- Occupations: Author; Historian; Tour guide;
- Known for: Living London History
- Website: livinglondonhistory.com

= Jack Chesher =

Jack Chesher (born 1993) is a British author, historian, and walking tour guide based in London. He is the creator of Living London History, a tour company and social media project documenting the architectural and social history of London.
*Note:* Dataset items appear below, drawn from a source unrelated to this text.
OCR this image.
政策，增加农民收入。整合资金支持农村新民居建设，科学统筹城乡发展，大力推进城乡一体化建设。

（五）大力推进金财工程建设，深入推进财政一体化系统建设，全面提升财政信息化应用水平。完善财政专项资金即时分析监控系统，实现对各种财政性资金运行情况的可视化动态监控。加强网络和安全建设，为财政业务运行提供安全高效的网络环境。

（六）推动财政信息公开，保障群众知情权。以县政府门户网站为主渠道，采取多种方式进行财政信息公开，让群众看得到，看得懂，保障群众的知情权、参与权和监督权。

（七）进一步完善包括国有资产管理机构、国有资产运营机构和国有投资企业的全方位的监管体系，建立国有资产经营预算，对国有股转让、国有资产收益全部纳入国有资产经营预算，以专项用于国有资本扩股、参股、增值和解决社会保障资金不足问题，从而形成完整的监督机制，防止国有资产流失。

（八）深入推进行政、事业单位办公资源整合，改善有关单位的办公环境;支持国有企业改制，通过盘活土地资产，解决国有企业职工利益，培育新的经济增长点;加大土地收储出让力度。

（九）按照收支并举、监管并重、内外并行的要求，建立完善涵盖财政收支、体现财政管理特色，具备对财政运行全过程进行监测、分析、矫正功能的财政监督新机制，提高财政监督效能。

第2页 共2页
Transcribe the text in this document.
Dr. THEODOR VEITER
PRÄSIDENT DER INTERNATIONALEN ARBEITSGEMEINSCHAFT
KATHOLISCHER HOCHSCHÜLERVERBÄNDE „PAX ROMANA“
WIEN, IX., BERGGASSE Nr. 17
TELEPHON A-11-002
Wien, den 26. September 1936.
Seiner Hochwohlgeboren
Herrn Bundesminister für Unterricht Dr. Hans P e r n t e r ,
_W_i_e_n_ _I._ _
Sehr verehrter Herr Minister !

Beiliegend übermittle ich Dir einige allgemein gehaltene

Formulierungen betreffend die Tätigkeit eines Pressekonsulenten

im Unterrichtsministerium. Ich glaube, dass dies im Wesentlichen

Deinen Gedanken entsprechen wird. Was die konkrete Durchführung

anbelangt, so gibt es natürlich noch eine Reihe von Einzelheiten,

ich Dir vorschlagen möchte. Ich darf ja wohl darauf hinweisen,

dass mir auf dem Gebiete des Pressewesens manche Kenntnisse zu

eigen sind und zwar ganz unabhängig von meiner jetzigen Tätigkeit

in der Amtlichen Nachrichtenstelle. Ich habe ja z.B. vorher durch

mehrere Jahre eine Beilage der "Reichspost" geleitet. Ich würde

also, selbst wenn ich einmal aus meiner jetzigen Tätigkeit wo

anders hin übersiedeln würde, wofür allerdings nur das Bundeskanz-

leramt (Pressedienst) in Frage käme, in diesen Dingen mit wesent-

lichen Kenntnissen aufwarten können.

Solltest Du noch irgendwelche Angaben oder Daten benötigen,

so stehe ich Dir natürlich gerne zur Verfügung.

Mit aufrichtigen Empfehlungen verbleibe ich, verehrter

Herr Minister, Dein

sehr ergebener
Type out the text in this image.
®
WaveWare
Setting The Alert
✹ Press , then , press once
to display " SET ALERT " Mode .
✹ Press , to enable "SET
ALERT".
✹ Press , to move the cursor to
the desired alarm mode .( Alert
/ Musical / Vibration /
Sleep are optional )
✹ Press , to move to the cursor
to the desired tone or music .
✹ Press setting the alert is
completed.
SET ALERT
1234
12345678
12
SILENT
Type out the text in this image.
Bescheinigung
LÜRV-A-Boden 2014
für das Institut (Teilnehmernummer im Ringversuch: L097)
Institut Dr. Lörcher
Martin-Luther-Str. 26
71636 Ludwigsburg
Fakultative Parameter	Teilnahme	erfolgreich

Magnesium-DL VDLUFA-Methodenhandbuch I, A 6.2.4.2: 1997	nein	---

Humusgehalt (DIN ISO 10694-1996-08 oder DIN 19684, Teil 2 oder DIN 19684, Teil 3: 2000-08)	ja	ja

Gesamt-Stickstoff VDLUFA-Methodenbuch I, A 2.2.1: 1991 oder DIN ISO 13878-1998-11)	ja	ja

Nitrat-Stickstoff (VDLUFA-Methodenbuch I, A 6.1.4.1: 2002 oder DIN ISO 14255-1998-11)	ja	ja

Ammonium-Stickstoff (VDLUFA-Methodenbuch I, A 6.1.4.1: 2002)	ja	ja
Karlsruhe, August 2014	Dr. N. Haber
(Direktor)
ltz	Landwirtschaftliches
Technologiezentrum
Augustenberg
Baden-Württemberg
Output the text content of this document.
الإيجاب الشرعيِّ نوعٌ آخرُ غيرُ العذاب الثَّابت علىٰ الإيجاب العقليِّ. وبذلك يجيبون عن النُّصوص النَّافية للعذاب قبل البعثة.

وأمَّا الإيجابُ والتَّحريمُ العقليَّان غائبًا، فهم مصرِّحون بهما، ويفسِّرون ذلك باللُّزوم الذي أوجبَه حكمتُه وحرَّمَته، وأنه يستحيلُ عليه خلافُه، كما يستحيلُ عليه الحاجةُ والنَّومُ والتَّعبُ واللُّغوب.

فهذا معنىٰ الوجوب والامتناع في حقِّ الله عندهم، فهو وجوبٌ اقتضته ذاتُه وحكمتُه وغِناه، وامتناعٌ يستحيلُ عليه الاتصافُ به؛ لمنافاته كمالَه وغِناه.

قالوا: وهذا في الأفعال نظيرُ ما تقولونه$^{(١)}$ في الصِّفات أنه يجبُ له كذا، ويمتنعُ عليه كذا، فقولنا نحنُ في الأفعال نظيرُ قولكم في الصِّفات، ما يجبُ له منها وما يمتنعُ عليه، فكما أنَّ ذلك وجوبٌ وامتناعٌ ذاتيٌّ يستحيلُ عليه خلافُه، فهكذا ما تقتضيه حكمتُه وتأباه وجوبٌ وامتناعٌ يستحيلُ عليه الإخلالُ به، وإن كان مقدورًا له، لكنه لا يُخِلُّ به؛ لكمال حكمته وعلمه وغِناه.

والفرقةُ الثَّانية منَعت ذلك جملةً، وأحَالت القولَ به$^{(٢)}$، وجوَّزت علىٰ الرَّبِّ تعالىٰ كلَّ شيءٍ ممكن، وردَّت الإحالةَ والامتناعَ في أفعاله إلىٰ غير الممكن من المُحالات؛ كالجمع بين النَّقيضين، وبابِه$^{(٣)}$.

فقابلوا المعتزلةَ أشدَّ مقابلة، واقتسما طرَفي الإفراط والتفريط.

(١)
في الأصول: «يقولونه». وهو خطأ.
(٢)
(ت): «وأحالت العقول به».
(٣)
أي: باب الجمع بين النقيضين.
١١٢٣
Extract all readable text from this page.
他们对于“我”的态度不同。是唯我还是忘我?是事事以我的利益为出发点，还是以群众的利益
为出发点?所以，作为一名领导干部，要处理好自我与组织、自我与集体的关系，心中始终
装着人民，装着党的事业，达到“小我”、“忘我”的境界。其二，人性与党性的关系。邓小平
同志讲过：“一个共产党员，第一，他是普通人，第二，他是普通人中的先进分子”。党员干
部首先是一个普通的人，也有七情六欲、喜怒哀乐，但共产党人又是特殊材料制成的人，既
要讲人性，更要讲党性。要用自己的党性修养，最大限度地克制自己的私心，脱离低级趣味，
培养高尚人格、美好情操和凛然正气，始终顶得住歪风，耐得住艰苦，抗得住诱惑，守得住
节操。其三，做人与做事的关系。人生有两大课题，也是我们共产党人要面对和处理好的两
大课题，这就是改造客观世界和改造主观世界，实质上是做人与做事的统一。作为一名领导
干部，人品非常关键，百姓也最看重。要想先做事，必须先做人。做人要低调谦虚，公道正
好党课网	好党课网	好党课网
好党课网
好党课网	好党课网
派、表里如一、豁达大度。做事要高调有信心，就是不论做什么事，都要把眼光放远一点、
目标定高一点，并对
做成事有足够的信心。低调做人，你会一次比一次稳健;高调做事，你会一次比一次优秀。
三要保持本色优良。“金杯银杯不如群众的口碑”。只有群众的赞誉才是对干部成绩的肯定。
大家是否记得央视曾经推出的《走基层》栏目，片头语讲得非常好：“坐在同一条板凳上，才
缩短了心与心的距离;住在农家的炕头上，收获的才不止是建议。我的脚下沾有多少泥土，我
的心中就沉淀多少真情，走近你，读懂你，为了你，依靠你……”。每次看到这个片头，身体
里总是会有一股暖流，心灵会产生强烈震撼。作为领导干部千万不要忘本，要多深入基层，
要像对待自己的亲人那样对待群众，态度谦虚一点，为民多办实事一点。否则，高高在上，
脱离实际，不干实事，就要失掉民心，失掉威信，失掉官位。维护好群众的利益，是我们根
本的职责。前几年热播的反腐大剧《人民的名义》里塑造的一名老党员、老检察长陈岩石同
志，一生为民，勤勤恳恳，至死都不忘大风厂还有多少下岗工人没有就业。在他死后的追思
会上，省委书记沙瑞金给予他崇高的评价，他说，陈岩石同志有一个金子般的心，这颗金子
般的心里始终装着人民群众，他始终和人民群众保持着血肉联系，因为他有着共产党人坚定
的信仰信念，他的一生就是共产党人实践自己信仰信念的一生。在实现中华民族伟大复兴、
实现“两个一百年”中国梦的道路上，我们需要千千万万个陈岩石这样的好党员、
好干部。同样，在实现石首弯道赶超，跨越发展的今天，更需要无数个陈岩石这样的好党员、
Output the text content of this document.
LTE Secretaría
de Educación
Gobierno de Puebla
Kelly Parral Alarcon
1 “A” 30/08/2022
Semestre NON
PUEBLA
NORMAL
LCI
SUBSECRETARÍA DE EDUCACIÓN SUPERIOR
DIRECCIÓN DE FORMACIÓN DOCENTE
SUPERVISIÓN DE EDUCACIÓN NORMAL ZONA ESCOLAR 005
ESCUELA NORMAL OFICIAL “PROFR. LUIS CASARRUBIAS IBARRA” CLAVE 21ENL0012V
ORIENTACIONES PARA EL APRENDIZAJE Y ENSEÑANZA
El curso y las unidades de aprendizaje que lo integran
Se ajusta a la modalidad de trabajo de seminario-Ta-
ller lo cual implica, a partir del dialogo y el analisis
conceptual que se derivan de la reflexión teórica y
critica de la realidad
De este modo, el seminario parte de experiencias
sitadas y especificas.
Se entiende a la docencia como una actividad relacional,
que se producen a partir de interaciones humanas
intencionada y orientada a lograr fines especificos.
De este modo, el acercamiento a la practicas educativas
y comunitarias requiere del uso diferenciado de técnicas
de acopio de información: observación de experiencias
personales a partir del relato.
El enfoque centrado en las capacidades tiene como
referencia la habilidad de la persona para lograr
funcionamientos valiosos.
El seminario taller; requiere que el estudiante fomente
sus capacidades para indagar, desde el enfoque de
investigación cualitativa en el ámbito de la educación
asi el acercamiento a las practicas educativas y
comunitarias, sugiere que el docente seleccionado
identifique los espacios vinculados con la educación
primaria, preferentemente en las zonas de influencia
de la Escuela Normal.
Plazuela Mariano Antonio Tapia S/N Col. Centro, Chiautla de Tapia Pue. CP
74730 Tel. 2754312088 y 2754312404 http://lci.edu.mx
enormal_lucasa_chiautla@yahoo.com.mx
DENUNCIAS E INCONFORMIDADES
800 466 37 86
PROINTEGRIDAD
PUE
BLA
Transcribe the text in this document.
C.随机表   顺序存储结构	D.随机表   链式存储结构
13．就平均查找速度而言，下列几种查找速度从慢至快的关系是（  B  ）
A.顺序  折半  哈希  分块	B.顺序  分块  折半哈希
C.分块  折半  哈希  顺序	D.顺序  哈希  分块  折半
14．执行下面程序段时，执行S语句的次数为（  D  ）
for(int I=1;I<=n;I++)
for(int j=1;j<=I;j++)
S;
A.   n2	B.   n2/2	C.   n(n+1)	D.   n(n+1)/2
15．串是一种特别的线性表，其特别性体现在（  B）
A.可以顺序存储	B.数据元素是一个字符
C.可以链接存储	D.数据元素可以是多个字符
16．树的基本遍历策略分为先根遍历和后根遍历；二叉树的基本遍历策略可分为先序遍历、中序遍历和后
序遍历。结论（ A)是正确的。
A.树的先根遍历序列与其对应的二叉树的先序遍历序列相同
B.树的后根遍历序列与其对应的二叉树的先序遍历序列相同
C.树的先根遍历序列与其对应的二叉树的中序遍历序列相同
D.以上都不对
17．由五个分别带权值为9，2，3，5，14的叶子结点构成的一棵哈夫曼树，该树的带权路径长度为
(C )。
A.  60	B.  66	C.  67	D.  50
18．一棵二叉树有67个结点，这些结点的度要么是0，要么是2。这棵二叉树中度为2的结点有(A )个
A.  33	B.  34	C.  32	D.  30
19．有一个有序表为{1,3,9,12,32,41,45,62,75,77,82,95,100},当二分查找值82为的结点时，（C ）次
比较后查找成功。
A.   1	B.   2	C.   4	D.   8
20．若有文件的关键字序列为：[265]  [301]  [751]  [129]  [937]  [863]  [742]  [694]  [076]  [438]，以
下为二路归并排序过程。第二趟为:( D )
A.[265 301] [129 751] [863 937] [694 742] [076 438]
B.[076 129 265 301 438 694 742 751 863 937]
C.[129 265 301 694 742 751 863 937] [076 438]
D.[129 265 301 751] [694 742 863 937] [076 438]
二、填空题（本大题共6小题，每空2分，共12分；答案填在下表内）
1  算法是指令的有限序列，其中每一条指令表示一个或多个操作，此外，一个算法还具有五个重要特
== Early life and education ==
Chesher grew up in Leigh-on-Sea, Essex. He studied history at the University of Bristol, where he resided for seven years before returning to London. Prior to his work in historical research, he worked in hotel management for four years. He later trained as a tour guide through the Open City Golden Key Academy.

== Career ==
Chesher founded Living London History in 2020, initially as a blog during the COVID-19 pandemic to document his walks through the city. The project expanded into guided tours and a social media presence of over 500,000 followers across Instagram and TikTok, focusing on "small history" architectural details and lesser-known anecdotes often overlooked by traditional tourism.
Chesher's research focuses on the intersection of London's architectural evolution and its social history. His work includes the study of surviving medieval structural features and the impact of early urban planning constraints on the city's modern layout.

In 2025, Chesher conducted research at Windsor Castle regarding the site's historical development.

== Publications ==
- London: A Guide for Curious Wanderers (ISBN 978-0711277410). White Lion Publishing, 2022.
- London: The Hidden Corners for Curious Wanderers (ISBN 978-0711293779). White Lion Publishing, 2024.